At nearly 70 degrees North and 300 km inside the Arctic Circle, the small village of Bleik on the island of Andøya offers the ideal setting for Jammertest. To the east, towering mountains act as natural barriers that contain disruptive signals, minimising their impact on civil society. To the west, its open coastline allows signals to be transmitted over the sea, supporting maritime participants in addition to air and land users.
The event’s test catalogue is extensive. Organisers simulate everything from simple handheld jamming to complex multi-source attacks launched from several locations simultaneously, including from mountaintops. “The goal is that every receiver is knocked out at some point during the campaign,” explains Tomas Levin, senior principal engineer at Norwegian Public Roads Administration and head of Jammertest.
“At Jammertest, the full GNSS chain sits along a table, from chip manufacturers to those developing the algorithms that run on them, to the companies building products around those chips and the ones integrating these products into larger systems,” Levin said.

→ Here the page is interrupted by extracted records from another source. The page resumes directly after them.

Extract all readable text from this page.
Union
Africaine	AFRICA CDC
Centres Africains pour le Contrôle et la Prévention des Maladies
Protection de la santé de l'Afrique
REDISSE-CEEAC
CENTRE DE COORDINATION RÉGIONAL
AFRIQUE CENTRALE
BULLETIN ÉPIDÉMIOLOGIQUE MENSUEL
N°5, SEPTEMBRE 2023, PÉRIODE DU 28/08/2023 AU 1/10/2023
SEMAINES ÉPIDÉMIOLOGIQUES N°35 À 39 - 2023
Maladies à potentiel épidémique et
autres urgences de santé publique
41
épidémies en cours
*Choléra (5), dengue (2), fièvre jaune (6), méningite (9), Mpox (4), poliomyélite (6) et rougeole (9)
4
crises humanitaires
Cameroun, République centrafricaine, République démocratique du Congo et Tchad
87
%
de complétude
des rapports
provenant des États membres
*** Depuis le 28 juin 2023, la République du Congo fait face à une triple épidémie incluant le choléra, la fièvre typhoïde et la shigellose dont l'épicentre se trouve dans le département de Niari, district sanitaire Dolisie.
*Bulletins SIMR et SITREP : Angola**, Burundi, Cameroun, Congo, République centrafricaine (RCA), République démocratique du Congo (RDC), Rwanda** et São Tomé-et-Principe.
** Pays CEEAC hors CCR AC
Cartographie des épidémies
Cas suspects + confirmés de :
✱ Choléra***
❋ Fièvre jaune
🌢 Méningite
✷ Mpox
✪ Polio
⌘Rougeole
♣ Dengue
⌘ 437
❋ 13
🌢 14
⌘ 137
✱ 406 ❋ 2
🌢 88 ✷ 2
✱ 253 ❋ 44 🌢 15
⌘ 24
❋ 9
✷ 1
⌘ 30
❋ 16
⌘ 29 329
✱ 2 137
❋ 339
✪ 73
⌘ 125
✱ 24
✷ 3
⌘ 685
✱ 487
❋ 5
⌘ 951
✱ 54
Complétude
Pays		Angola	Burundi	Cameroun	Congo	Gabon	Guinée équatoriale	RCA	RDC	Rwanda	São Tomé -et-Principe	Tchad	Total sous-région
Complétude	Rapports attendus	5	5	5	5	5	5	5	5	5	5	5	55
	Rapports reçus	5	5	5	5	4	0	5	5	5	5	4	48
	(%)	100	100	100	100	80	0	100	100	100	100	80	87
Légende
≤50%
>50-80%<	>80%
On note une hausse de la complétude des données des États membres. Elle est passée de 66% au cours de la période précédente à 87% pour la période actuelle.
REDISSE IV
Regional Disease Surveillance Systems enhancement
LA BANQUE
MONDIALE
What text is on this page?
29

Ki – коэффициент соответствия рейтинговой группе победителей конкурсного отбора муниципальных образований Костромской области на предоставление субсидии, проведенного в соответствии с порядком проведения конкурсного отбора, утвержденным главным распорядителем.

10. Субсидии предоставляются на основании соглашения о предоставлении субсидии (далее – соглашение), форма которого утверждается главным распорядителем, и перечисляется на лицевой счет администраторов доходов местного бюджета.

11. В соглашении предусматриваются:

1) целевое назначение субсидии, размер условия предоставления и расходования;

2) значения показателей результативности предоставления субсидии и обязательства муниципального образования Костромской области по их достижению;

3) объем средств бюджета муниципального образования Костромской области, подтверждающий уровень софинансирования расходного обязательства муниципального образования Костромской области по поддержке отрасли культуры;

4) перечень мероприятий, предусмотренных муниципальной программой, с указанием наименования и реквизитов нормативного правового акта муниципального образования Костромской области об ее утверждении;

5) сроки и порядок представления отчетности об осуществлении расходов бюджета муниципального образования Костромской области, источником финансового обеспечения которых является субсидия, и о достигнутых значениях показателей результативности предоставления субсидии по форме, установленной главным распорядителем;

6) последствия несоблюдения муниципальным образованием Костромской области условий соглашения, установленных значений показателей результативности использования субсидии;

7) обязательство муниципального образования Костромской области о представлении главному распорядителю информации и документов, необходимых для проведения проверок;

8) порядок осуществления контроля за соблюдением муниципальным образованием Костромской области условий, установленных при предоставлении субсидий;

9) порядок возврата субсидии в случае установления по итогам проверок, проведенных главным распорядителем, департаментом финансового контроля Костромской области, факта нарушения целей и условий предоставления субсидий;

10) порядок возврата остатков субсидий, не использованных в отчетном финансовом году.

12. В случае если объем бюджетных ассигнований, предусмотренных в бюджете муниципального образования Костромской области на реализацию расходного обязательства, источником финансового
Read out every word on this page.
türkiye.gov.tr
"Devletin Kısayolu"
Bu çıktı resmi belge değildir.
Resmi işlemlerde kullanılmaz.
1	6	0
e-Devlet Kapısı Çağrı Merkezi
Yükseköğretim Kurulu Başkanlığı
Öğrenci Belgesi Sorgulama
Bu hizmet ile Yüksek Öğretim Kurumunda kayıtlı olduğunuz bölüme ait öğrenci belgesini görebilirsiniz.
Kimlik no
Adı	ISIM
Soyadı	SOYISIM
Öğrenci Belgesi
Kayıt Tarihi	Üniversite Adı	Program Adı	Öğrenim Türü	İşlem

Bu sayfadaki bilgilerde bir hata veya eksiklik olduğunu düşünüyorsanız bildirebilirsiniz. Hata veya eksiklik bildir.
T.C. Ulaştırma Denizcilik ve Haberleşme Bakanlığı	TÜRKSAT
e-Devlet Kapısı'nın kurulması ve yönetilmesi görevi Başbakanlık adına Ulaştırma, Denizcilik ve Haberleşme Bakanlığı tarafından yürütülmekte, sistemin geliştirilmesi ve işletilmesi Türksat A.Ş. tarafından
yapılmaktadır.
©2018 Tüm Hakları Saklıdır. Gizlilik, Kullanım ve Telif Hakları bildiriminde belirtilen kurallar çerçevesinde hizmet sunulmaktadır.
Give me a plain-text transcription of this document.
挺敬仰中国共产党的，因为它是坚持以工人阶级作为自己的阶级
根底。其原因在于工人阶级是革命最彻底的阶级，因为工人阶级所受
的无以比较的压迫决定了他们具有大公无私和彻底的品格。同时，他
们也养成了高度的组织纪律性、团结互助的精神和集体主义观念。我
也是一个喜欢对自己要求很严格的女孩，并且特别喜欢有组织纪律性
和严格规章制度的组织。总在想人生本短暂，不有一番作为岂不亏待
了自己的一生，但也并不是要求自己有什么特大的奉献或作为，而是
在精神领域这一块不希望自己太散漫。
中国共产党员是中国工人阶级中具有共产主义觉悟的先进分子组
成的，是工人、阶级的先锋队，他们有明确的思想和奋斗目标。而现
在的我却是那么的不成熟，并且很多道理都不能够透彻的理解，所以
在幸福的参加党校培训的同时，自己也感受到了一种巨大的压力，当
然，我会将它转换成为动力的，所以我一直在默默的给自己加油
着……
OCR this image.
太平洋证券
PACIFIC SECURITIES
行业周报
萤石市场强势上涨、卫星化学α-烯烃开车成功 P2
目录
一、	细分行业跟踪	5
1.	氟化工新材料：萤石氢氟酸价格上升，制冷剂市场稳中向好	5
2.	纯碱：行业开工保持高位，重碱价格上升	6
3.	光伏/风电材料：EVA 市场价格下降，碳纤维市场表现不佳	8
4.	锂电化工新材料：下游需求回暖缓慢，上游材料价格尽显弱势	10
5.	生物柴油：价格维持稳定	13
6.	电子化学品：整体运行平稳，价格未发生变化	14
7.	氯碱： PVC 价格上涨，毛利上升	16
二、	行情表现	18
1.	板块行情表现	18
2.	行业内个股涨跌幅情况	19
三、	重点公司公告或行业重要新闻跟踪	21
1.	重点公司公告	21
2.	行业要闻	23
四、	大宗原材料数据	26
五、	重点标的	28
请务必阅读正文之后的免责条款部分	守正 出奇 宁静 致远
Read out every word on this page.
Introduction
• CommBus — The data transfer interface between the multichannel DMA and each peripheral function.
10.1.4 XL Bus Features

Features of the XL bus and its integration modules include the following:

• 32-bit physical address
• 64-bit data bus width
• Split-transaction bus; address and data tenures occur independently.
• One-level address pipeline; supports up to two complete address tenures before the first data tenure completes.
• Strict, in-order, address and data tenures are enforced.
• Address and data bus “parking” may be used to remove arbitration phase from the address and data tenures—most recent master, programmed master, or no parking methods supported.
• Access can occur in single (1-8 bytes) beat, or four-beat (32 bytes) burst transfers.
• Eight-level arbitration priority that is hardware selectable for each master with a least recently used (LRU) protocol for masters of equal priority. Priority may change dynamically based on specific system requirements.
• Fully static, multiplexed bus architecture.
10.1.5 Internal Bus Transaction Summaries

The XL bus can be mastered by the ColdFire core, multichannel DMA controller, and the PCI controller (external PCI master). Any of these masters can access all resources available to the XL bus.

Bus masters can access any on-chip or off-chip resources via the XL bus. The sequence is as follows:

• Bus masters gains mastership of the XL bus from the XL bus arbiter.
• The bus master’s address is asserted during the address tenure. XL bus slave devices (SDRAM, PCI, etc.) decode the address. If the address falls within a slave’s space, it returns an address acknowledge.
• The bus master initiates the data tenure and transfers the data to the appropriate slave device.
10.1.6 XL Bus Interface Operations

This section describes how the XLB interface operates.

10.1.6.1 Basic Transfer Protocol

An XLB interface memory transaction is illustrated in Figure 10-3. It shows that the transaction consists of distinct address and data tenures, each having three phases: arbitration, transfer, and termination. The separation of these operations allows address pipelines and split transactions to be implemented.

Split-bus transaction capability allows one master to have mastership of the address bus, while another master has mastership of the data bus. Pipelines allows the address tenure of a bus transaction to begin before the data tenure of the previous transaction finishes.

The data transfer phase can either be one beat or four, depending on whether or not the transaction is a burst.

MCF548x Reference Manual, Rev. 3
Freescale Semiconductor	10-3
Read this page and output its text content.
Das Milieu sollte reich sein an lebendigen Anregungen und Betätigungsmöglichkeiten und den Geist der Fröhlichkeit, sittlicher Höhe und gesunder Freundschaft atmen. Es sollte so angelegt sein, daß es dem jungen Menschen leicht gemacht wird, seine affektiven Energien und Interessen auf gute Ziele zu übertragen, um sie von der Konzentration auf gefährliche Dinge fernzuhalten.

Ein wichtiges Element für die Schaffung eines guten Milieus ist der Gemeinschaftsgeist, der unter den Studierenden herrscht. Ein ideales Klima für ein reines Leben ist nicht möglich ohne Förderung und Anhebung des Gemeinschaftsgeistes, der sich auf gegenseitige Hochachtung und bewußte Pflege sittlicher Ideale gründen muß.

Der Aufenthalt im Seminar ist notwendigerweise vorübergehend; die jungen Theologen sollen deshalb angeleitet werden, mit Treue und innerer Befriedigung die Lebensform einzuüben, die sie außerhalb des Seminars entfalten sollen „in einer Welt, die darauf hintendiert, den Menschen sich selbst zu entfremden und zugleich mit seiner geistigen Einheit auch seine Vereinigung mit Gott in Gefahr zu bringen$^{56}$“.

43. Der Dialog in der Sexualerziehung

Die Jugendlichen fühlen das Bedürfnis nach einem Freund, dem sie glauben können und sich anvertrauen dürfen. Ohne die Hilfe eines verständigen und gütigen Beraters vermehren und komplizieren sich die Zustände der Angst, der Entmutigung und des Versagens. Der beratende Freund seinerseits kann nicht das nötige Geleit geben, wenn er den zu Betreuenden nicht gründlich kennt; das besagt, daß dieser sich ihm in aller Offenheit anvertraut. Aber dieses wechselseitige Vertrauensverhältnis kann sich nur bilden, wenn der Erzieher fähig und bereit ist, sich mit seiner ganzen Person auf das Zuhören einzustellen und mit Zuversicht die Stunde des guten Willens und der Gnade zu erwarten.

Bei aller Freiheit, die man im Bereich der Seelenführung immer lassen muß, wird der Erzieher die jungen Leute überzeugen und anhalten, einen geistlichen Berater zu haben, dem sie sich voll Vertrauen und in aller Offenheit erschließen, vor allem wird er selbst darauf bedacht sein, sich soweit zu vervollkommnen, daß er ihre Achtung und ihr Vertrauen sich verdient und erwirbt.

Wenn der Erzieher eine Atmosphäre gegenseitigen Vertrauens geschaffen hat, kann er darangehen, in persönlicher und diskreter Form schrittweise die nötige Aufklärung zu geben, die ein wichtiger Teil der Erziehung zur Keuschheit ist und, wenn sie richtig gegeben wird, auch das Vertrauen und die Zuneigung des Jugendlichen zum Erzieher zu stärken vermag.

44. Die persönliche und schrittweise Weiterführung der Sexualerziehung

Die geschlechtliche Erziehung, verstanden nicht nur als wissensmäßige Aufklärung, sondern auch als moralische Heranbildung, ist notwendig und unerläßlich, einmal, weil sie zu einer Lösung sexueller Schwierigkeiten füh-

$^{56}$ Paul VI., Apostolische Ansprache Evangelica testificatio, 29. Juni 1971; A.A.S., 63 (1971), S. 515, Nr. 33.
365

ESA engineers arrived with several missions. As in previous years, the team tested the robustness of EGNOS and Galileo signals when picked by a range of antennas, from simple mass-market ones found in smartphones to military-grade antennas, both stationary and mounted on a moving van.
A key objective was to test the performance of novel receiver technologies developed under various ESA programs, comparing them to current technologies. The team also tested equipment provided by industrial partners under ESA’s Third-Party services.
More than 100 TB of data were recorded and will support internal research. Moreover, these data can now be replayed at the ESA Navigation Laboratory, allowing industry to analyse how new equipment responds to real-world interference scenarios. (If you are interested in using ESA’s NavLab testing and consultancy services, fill out the contact form on the Consultancy and Testing page).
Finally, ESA also oversaw tests of new EGNOS ground receivers being developed by European industry under Horizon2020 and Horizon Europe programmes. These receivers aim to improve the system’s robustness in its next generation.

Several projects tested at Jammertest by other participants were funded through NAVISP, highlighting the agency’s role in fostering innovation across the GNSS ecosystem.
“Jammertest is a unique opportunity,” concludes Derambure. “Here we have the edge of technology, the edge of testing scenarios. There is nowhere else where we can test this material in real conditions. I believe Jammertest will become a mandatory step for any new satellite navigation receiver technology.”